After reviewing the improved results with the domain expert, the future forecast still seems a little low compared to the domain experts expectations. The domain expert has one last idea, trying to teach the model how COVID impacted spending. This can be quantified as a binary variable, where in all rows of the data we add a 1 if COVID was impacting the world, and 0 when it wasn’t. This means from early 2020 - early 2022 we have values of 1 and every period before and after we give a value of 0. A model can now understand that what happened over those two years was mostly a one off situation that is not expected going forward. After the ML model is trained with this new insight the back testing now looks great and the future forecast matches the expectations of the domain expert.
Reversal
Getting high quality data to use as features in a model is always a good idea. There are times though where the amount of historical feature data might be lacking. For example, we may not be able to get more than 3 years of historical square footage data for our real estate expense forecast, even though we can get 5 years of historical spend data. What should we do? We can shorten the historical spend data to the last 3 years to match the square footage data, but having less data can sometimes degrade model performance. So in some cases choosing to use the full 5 years of historical spend without the square footage data is the best approach that yields the best accuracy.

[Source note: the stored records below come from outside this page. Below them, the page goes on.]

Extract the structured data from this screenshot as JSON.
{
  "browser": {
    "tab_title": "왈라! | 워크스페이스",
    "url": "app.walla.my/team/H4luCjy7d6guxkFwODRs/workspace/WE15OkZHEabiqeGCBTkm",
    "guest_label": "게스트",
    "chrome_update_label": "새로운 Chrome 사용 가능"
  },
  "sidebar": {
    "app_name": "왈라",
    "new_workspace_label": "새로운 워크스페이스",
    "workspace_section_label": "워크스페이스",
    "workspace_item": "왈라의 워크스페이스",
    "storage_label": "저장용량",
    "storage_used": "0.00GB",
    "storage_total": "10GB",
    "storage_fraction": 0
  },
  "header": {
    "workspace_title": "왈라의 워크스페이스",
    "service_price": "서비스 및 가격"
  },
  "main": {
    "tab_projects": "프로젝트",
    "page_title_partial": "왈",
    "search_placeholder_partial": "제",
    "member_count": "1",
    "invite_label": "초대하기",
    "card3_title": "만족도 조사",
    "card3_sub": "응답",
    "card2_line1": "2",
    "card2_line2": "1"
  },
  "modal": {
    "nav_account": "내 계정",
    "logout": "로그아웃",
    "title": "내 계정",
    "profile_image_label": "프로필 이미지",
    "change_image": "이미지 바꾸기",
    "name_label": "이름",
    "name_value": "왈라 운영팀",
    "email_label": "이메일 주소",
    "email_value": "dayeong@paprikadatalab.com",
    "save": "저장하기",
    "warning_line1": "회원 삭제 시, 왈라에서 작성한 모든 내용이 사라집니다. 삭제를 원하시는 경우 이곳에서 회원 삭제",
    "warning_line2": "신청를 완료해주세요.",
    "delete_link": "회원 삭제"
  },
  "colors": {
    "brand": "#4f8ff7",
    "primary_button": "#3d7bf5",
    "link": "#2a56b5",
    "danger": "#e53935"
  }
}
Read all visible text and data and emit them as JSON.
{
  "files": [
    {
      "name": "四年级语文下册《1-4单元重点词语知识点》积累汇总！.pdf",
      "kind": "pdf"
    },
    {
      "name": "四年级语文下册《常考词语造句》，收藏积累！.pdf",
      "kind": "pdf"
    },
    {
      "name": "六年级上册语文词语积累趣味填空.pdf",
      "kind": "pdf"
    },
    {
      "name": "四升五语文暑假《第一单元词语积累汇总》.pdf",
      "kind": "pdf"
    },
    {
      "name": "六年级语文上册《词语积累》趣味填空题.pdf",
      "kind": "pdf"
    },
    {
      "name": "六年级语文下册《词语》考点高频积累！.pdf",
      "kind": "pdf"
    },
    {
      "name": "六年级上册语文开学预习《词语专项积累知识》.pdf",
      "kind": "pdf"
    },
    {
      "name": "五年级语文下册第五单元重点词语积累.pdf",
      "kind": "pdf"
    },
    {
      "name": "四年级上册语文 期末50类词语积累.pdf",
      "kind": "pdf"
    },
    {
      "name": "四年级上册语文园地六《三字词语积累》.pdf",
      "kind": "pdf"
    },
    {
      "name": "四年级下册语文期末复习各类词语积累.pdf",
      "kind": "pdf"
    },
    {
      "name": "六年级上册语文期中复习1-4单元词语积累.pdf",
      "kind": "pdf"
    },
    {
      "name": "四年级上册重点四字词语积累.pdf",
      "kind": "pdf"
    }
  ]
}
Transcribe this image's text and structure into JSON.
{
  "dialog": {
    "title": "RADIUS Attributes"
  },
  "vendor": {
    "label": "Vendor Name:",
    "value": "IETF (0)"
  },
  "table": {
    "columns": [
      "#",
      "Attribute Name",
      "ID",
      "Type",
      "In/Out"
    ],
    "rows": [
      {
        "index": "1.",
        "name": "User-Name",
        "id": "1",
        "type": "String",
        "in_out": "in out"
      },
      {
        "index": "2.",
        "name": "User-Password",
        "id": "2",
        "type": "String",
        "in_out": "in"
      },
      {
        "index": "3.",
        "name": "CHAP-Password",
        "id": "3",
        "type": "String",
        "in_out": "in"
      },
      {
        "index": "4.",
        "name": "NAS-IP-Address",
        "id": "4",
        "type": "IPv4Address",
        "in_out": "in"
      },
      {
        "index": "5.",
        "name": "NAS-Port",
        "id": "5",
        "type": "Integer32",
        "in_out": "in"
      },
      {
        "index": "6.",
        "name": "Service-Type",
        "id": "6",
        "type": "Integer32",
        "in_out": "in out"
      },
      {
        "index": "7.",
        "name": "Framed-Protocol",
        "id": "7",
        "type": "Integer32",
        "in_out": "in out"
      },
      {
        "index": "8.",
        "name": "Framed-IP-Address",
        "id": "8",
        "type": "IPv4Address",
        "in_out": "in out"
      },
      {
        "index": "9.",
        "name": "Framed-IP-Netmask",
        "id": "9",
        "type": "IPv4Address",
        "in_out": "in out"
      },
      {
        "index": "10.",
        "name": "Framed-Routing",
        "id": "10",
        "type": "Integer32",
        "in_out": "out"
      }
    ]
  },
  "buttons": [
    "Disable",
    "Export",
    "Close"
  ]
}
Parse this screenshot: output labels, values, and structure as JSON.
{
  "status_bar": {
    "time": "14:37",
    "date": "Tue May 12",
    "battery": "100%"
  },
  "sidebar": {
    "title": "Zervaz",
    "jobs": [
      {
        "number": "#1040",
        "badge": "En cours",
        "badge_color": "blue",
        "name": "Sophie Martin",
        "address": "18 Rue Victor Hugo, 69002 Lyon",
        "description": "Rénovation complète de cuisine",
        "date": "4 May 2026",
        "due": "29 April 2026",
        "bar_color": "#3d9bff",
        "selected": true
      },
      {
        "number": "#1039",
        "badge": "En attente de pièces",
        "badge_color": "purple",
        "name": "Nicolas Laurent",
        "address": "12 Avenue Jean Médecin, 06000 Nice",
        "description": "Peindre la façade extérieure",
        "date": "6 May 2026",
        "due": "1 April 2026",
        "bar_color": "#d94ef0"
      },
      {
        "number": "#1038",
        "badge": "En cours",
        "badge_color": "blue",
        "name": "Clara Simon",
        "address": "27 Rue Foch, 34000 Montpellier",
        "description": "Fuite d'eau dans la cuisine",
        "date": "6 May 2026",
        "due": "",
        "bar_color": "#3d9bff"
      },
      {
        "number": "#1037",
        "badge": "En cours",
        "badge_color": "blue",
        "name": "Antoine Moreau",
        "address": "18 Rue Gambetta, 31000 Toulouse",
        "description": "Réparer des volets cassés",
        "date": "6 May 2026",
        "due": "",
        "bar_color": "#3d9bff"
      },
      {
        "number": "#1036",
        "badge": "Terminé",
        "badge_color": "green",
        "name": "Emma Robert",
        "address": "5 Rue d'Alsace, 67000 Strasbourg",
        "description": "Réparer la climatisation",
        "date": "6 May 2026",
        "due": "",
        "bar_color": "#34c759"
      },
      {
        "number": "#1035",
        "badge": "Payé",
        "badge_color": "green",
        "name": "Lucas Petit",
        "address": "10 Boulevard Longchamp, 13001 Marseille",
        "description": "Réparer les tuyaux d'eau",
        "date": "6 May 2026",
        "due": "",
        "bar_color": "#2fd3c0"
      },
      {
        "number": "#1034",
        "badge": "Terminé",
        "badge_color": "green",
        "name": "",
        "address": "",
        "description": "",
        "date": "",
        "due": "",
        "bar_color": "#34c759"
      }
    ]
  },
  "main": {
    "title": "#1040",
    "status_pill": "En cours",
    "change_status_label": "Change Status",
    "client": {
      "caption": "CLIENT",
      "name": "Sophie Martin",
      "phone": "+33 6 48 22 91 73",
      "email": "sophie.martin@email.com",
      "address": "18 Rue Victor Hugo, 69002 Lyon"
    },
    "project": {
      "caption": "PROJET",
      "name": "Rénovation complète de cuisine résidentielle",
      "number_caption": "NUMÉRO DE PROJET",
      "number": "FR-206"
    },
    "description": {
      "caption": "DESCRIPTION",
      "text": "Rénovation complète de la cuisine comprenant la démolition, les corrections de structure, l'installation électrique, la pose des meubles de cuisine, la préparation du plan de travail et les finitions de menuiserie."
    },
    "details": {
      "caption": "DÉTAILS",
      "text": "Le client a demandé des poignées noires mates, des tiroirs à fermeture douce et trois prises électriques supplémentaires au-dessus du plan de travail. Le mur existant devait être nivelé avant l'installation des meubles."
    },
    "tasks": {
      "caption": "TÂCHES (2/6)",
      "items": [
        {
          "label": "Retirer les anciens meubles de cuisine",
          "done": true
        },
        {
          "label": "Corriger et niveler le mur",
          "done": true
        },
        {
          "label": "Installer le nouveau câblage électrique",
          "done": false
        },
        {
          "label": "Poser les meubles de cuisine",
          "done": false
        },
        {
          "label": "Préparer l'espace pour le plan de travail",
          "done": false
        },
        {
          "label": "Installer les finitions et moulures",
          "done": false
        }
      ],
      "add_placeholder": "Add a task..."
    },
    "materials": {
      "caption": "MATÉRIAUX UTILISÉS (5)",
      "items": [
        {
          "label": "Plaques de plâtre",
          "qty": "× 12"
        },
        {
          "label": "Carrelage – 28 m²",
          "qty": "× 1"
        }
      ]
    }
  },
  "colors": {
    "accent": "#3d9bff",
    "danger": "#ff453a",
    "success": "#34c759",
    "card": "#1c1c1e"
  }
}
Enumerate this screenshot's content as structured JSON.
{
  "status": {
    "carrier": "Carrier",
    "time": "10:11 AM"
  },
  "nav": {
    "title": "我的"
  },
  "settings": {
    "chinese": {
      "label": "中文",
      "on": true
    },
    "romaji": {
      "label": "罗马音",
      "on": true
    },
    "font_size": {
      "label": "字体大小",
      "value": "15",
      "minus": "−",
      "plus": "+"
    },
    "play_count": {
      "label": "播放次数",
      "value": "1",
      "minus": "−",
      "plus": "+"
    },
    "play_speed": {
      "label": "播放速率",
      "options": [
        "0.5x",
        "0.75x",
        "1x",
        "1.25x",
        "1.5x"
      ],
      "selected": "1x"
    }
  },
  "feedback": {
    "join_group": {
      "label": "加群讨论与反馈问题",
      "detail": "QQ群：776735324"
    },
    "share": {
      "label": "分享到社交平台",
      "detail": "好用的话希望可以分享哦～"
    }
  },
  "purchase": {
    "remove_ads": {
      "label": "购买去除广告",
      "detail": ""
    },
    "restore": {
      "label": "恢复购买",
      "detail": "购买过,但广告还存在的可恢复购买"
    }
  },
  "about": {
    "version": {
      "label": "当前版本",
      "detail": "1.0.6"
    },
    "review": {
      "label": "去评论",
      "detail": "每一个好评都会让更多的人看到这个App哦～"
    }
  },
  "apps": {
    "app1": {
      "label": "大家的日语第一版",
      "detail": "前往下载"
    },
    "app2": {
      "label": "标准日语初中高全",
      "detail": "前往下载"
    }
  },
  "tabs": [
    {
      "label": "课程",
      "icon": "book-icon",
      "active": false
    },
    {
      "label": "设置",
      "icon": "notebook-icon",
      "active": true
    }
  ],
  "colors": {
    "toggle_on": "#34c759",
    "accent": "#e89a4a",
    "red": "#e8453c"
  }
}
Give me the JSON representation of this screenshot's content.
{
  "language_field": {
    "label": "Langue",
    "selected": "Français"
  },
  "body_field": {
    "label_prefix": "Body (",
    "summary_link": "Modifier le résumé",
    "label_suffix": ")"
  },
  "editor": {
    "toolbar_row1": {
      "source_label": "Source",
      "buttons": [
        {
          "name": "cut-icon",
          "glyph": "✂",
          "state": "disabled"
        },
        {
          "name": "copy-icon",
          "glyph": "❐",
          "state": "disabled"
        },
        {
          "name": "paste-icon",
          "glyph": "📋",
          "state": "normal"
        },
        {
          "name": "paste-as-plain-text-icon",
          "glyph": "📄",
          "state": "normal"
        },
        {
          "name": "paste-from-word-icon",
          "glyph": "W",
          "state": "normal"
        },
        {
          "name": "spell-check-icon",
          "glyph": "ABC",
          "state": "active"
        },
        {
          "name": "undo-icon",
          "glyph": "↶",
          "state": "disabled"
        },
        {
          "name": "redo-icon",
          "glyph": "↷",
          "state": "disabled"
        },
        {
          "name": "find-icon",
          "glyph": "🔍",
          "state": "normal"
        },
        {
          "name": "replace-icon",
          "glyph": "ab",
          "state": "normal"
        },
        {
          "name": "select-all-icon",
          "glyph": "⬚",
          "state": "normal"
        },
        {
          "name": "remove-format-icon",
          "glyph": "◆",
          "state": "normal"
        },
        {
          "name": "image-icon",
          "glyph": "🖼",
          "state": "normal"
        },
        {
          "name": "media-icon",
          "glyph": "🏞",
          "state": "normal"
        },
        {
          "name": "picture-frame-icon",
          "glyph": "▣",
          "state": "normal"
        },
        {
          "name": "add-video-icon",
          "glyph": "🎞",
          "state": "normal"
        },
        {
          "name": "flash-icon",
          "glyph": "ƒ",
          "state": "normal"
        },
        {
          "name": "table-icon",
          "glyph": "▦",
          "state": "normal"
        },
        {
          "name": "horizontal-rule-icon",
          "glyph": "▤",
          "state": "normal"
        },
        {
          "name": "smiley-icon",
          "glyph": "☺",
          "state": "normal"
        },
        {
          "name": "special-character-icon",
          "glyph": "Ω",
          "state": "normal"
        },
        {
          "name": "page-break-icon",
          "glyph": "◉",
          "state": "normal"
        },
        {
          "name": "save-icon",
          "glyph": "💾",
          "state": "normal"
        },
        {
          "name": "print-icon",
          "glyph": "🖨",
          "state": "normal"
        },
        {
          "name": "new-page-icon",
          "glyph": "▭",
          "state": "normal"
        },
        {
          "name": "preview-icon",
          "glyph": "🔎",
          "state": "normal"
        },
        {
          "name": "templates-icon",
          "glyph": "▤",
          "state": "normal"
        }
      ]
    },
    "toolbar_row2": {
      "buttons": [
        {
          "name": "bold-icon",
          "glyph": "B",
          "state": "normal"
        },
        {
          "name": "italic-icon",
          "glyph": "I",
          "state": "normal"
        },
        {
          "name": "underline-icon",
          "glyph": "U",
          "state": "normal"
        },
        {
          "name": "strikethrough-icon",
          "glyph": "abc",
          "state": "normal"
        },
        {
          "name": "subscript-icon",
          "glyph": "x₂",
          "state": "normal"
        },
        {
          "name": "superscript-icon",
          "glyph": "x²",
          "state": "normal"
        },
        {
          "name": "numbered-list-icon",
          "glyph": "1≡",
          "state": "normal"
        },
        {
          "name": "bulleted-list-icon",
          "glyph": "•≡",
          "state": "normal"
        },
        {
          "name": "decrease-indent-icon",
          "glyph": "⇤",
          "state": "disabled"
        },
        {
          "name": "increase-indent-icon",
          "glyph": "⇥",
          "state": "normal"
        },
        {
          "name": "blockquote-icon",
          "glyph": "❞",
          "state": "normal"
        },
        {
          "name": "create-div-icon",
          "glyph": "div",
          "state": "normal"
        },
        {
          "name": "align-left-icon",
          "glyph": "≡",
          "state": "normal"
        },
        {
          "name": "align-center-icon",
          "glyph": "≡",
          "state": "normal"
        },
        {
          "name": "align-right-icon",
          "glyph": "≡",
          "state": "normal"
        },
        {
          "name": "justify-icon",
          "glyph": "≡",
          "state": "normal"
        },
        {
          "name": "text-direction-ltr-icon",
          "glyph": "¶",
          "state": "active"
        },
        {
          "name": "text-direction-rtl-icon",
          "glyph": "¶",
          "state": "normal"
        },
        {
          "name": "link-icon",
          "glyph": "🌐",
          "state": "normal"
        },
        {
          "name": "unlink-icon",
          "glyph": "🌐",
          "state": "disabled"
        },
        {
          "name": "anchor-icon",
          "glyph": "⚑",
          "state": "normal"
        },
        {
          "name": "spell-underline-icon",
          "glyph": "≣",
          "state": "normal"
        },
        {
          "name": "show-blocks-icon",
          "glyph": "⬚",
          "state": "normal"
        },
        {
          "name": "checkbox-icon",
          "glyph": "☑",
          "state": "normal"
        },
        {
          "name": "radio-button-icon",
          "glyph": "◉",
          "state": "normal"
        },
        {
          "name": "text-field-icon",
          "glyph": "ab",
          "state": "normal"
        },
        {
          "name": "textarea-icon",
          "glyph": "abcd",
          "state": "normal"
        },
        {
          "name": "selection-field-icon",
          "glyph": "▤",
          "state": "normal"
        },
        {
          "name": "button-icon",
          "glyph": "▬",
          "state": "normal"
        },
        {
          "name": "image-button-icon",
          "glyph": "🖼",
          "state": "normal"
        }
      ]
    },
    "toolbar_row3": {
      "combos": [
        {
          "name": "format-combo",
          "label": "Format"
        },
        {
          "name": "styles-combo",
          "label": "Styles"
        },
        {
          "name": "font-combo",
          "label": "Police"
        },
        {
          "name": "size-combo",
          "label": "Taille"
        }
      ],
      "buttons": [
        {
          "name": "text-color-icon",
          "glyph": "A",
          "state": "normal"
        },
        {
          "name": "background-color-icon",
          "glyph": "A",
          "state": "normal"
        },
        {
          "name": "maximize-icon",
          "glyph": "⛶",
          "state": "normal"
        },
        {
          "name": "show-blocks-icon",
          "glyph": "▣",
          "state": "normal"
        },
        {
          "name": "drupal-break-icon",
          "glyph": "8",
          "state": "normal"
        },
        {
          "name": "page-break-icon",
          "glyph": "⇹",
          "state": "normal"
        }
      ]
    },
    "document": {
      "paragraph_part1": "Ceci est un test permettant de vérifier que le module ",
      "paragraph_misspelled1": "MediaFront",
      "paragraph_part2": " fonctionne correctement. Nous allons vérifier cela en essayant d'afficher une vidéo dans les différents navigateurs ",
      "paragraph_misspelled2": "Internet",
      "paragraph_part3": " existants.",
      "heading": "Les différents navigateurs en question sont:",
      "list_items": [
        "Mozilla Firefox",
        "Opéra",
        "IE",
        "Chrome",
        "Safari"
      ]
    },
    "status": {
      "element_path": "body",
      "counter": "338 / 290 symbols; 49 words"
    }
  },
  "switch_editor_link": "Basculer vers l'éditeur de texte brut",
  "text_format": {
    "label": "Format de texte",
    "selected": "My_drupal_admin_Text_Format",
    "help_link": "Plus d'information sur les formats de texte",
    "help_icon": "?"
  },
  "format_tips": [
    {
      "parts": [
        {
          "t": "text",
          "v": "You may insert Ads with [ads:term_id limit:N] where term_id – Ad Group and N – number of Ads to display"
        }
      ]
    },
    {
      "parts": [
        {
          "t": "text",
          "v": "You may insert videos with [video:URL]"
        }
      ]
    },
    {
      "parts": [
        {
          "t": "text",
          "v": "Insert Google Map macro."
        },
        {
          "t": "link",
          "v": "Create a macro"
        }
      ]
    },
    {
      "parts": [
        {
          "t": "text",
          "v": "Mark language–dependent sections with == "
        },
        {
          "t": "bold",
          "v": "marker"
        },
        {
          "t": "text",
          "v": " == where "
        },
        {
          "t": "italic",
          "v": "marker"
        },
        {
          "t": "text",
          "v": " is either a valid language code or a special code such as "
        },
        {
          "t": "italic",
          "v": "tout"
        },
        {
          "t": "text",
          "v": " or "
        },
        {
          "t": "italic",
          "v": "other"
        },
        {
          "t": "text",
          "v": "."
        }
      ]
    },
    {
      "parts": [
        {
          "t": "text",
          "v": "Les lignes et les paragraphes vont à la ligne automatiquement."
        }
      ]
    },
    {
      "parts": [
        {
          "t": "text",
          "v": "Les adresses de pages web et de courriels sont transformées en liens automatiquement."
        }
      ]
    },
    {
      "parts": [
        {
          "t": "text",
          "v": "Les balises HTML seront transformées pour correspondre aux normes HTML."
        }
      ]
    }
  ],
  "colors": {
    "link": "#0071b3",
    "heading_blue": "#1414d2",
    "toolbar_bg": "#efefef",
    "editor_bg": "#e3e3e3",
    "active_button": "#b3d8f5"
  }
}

When facing this dilemma, try both approaches and see how accuracy is effected. I’ve seen many times that using more historical data of what you’re trying to forecast is often more accurate than shortening that data to combine it with external features.
Final Thoughts
Starting any ML process without a business domain expert in the room is always a bad mistake. They are the cheat code in the video game that gets you to level 20 in half the time. Involving them early and often while also adopting a quick iteration approach can create a world class forecast that is trusted by the ultimate end users, which often are the domain experts themselves. At the end of the day most ML forecasts come down to trust by the end user. That’s why domain expertise is the first principle in building quality time series forecasts.